Toujours est-il que les dispositions de cette proposition de loi, dans sa version issue des travaux de la CMP, vont dans le bon sens. Je pense en particulier à l'article 1er du texte. Cet article permettra notamment aux collectivités et syndicats qui exercent une ou plusieurs des missions relevant de la compétence GEMAPI à la date du 1er janvier 2018 de demeurer compétents en la matière jusqu'au transfert de cette compétence aux EPCI, qui, je le répète, devra intervenir au plus tard le 1er janvier 2020. Par dérogation, les départements et les régions qui assurent une ou plusieurs des missions relevant de la compétence GEMAPI à la date du 1er janvier 2018 pourront, s'ils le souhaitent, en poursuivre l'exercice au-delà du 1er janvier 2020, sous réserve de conclure une convention avec chaque EPCI à fiscalité propre ou commune isolée concerné.
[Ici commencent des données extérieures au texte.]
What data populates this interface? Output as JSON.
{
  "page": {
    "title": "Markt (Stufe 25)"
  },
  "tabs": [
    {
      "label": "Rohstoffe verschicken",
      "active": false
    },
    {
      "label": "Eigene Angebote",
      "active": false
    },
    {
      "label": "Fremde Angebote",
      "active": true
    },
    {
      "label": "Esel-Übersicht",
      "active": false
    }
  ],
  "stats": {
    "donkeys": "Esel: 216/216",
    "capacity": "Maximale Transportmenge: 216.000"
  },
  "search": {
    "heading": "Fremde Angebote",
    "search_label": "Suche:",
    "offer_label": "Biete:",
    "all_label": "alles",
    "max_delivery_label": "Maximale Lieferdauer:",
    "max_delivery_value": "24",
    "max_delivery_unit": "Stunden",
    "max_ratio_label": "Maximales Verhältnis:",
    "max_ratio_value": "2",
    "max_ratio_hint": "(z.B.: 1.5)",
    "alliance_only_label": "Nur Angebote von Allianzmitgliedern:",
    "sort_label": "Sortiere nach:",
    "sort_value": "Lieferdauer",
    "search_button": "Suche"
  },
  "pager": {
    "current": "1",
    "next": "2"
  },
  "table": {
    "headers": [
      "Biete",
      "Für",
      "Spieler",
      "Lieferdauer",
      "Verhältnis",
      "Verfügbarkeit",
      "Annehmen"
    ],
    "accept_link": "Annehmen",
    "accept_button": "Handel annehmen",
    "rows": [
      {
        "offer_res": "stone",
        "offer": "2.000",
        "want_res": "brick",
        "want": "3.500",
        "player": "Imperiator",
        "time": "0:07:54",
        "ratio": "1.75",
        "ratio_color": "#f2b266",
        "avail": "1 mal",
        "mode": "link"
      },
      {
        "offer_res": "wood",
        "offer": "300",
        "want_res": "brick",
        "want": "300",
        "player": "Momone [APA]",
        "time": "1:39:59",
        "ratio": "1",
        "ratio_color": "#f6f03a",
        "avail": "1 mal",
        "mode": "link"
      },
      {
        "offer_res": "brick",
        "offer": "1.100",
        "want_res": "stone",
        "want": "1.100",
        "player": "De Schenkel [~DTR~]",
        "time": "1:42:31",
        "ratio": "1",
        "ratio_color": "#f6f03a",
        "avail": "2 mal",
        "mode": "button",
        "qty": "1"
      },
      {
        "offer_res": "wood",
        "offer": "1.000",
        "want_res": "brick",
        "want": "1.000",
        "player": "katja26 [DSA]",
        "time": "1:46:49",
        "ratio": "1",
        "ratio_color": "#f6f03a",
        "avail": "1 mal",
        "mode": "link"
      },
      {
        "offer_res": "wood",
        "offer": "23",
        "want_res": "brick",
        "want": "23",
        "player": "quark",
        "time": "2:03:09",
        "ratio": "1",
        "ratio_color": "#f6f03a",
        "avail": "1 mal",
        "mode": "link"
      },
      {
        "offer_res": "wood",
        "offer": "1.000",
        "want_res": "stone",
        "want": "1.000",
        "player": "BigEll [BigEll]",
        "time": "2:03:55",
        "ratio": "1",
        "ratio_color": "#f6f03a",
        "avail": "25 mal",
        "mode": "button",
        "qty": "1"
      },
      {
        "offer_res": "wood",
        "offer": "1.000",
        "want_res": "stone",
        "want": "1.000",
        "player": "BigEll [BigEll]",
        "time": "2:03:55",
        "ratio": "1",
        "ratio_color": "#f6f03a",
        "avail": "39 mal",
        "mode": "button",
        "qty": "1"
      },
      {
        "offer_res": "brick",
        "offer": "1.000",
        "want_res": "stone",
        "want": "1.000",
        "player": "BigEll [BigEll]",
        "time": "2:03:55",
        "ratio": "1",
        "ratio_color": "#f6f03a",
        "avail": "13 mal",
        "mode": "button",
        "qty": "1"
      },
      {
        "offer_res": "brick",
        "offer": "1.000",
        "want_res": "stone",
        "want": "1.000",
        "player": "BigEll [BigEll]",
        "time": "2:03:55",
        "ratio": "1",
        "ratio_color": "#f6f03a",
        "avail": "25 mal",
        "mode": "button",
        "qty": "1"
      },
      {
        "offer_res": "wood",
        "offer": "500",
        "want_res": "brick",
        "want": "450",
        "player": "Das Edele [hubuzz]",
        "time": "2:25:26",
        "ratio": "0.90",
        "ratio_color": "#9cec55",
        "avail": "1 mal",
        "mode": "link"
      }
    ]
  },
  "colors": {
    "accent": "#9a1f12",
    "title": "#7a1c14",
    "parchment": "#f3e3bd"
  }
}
Les articles 1er bis, 3, 4, 5 et 6 apporteront une souplesse bienvenue, permettant aux territoires de s'organiser de la manière la plus pertinente possible. Enfin, les articles 2 et 5 bis apporteront, par le biais de deux rapports gouvernementaux remis au Parlement au premier semestre 2018, des éclairages utiles à la représentation nationale sur des sujets d'importance : d'une part, les conséquences du transfert de la compétence GEMAPI aux EPCI à fiscalité propre, notamment pour la gestion des fleuves et des digues domaniales ; d'autre part, la maîtrise des eaux pluviales.

Les digues domaniales sont un sujet important, et le groupe Nouvelle Gauche aurait souhaité que l'État continue de les gérer. Il est d'ailleurs très justement indiqué dans l'exposé des motifs de cette proposition de loi : « Il apparaît en effet que tant dans son financement que dans son aspect matériel il n'est pas envisageable que seuls les EPCI et leurs communes soient en charge de la gestion des fleuves. Il s'agit d'un enjeu de nature nationale dont la loi devrait tenir compte. »

Pour terminer, je tiens à vous faire part d'une réflexion. Cette proposition de loi apportera certes de la souplesse dans les territoires, mais reconnaissons qu'elle contribuera à complexifier notre droit. C'est là un paradoxe que nous retrouvons souvent pour les textes relatifs aux collectivités ; je pense en particulier à la loi NOTRe. Néanmoins, le groupe Nouvelle Gauche votera, bien entendu, cette proposition de loi.